First of all, whatever the citizens think of the Government, we need to realize that no responsible Government anywhere in the world can sit back and do nothing while fake news consumes us. “Do nothing” is neither an option nor a solution. I believe the answer lies in a collaborative effort between the citizens and the Government. First, citizens have to engage in exercising self-restraint and self-regulation on the sharing of unverified news. Citizens need to understand that fake news is as harmful as the number of times it is shared. In other words, when you do not know the source or cannot verify the source, please do not share it and do not write it.
However, you shared it. Moreover, that is how fake news spreads. I know this is easier said than done because this generation is obsessed with “likes” followers, clout, viral videos, etc. However, the reality is that if we do not self-regulate, the Government may have to regulate. So regulation has to happen one way or another. Either we do it, or the Government does it – we need to make a choice. Secondly, the Government needs to get tough on the purveyors of fake news. Figure out a way of tracing phony information to the source. One of my central beliefs is that those bad things repeatedly happen because of a lack of consequences. When the sources of fake news start facing the total weight of the law, maybe they will start to think twice. Where fake news is shown to be directly or indirectly responsible for any death or injury, the source should face a similar penalty to someone who directly or indirectly causes death or injury.

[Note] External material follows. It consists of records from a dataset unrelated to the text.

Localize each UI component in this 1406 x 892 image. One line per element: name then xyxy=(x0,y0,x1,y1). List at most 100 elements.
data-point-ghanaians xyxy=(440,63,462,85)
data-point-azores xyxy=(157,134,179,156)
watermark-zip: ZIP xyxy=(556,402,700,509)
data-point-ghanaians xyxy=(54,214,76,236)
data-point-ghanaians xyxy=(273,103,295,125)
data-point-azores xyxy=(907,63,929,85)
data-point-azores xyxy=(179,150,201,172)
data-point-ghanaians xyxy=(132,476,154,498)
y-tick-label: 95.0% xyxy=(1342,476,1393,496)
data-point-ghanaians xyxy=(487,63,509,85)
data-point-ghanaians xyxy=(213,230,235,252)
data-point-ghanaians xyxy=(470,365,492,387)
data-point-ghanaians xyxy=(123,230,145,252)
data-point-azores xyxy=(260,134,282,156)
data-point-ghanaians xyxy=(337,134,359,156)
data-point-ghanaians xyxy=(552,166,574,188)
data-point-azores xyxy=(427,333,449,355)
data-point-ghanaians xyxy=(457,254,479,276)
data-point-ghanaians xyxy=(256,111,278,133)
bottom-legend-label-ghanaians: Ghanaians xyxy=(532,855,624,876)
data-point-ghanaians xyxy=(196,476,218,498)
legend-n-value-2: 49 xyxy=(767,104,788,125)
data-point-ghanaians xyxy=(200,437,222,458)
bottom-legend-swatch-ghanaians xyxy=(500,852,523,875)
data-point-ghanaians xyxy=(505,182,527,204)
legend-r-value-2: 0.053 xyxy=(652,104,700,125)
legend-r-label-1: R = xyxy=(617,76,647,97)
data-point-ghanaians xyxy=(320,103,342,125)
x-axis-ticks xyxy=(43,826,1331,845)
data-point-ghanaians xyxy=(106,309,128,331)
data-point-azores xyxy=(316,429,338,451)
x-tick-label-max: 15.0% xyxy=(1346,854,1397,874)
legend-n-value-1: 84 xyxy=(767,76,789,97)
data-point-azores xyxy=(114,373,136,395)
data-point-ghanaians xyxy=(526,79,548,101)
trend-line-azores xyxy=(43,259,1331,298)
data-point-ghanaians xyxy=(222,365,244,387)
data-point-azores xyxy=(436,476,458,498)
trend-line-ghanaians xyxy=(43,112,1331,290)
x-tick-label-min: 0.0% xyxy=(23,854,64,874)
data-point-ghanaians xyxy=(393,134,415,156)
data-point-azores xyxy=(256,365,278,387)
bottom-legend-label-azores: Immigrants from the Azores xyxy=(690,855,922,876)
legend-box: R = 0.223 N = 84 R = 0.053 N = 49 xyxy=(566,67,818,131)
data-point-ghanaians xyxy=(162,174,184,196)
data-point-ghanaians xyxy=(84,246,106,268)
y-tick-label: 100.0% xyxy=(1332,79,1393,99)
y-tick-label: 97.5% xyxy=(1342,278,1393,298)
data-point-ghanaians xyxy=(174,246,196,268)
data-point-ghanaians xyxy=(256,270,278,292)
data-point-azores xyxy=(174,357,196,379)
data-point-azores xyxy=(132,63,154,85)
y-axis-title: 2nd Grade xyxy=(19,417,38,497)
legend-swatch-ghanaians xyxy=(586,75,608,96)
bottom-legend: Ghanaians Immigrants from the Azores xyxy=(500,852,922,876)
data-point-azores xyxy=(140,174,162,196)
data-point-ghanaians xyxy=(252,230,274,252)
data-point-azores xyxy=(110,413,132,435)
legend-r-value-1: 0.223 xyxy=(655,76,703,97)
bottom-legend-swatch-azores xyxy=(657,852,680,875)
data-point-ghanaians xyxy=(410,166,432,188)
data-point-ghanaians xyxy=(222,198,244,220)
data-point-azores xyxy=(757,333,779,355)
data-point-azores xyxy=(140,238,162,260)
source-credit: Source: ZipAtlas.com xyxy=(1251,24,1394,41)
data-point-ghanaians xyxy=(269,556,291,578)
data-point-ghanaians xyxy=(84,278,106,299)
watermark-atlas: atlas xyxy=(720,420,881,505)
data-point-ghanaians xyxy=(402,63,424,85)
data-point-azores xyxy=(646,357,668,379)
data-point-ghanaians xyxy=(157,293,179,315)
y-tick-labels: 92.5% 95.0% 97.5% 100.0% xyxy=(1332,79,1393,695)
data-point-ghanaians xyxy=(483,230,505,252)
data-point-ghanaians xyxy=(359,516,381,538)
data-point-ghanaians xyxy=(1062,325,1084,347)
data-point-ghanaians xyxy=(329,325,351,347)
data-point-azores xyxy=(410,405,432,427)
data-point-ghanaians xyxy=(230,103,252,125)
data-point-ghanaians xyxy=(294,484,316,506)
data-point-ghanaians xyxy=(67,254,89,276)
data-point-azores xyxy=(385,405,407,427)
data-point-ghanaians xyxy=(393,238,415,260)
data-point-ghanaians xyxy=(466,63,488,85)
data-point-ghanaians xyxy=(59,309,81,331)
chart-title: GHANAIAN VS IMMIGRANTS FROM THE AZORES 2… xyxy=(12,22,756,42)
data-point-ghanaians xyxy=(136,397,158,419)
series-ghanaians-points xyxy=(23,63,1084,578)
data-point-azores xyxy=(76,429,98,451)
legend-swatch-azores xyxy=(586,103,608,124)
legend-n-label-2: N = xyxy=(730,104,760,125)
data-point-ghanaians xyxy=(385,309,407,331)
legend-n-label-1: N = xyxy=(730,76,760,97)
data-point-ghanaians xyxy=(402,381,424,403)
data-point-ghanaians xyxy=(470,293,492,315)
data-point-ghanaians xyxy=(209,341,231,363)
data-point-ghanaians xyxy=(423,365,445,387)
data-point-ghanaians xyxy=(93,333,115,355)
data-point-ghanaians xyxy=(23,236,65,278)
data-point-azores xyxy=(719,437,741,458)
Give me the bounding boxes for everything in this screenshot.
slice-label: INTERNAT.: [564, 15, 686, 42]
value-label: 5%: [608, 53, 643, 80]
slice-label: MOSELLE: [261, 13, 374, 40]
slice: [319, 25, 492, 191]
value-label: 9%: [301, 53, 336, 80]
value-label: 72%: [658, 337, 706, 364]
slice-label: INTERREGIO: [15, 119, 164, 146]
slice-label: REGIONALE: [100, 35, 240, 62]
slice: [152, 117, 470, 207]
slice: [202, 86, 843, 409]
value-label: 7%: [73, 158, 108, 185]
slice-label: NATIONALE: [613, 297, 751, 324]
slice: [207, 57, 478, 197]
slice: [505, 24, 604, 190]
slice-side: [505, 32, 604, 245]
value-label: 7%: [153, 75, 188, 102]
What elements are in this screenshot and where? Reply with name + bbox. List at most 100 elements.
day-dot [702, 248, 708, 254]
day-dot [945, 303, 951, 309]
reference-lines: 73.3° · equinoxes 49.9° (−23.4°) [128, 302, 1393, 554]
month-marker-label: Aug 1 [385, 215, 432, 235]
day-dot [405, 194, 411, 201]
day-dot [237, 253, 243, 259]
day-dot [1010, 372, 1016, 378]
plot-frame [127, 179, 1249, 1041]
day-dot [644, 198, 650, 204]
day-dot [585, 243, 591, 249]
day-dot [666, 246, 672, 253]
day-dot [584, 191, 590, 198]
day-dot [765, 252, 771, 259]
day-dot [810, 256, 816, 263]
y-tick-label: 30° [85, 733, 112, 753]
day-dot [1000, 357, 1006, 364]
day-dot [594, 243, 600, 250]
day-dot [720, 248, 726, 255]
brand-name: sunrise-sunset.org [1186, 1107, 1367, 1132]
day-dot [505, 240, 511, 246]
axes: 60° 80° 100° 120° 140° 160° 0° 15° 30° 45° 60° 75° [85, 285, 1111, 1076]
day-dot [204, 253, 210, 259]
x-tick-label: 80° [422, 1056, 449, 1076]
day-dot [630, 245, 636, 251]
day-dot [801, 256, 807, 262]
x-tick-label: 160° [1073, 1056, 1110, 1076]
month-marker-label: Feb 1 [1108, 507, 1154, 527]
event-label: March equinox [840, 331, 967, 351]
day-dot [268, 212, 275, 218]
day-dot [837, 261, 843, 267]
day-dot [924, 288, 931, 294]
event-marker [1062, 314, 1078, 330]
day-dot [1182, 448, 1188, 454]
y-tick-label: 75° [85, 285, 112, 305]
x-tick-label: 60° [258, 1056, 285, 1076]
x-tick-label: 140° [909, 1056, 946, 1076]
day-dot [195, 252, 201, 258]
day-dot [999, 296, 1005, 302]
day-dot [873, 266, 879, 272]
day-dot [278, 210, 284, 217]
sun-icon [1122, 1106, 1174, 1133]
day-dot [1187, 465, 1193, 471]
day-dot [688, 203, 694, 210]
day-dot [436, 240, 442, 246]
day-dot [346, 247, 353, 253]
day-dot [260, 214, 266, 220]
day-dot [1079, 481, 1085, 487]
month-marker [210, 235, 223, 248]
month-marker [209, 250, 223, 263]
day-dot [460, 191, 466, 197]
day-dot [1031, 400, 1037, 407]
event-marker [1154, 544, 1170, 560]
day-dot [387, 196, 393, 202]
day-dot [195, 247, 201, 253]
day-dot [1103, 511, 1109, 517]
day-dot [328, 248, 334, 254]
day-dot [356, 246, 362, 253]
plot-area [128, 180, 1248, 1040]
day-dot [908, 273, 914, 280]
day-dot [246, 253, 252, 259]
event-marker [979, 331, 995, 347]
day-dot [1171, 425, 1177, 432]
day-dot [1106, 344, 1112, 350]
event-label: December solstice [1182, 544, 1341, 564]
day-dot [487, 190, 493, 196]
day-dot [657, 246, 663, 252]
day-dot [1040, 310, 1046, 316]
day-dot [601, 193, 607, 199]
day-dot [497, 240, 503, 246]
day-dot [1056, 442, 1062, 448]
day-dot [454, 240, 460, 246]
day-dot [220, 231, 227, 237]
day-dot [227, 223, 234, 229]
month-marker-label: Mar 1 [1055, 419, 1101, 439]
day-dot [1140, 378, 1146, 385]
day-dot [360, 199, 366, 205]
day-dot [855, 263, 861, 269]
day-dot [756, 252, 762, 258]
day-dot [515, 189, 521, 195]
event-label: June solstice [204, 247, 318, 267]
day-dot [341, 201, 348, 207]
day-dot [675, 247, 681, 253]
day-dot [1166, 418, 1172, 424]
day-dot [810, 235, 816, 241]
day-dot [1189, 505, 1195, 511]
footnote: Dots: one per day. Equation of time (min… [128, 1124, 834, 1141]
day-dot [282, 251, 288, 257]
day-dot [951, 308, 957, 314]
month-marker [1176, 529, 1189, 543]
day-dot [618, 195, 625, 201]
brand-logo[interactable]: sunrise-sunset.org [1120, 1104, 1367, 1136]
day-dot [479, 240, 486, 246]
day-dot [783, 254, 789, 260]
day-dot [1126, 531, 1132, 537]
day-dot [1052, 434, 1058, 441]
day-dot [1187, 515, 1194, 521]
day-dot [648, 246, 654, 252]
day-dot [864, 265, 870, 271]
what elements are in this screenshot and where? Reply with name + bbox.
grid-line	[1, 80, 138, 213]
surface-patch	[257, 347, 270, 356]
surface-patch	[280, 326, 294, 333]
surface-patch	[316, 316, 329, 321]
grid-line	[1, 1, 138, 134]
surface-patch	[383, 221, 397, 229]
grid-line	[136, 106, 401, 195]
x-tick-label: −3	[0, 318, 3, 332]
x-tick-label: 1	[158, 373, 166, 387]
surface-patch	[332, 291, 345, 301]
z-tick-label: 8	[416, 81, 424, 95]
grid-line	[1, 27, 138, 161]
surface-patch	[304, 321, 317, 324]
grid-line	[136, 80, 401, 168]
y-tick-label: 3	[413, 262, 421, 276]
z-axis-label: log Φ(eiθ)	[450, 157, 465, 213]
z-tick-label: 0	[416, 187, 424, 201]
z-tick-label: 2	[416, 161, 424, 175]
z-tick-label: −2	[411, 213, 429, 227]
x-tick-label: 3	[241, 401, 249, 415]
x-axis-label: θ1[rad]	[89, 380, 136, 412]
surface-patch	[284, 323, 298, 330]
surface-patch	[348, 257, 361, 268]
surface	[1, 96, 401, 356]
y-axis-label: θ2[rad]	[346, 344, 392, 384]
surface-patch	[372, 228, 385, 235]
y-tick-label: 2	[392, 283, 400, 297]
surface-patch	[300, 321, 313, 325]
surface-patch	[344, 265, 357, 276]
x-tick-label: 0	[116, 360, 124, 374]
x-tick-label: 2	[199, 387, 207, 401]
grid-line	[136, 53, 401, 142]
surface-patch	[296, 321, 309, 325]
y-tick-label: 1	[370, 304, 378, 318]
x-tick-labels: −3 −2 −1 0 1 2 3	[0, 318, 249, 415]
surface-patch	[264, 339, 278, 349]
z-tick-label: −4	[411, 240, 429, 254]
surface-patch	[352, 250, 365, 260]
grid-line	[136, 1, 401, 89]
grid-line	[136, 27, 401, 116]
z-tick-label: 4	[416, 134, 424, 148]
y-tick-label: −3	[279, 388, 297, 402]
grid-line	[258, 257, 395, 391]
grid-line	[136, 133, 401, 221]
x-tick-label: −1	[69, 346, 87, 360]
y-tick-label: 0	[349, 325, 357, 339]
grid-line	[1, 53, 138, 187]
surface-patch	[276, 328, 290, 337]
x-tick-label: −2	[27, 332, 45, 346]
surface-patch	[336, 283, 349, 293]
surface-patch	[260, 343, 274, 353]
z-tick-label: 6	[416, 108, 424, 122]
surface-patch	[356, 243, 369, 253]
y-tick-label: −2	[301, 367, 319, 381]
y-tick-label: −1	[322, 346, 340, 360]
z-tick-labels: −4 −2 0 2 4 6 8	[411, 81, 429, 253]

This is how you crack down on fake news by ensuring that there are consequences. Our law enforcement agencies need to be constantly trained on cyber activity or have specialist cyber activity divisions which deal with these issues. When we have this, coupled with constant engagement with citizen or youth groups, we will start to see a difference.
Fake news is a problem. Fixing it is something we all have to do together, both citizen and Government. Blaming the Government for fixing it is neither fair nor realistic – indeed, they cannot fold their arms and do nothing.
Fatoumatta: On the flip side, blaming the citizens and seeking to “shut it down at will” is neither fair nor realistic because the citizens do not trust the Government not to use that power to label any negative news as fake. Collaboration is how this gets resolved. Anything else will lead to a widening of the trust deficit that already exists. More importantly, Gambians must learn how to distinguish between what is real and fake news, misinformation, and propaganda at this crucial stage of our transition to democracy. It is very fragile. When people choose any candidate or party based on false information, they and the country that relies on them are being abused. That is dangerous to go unchallenged.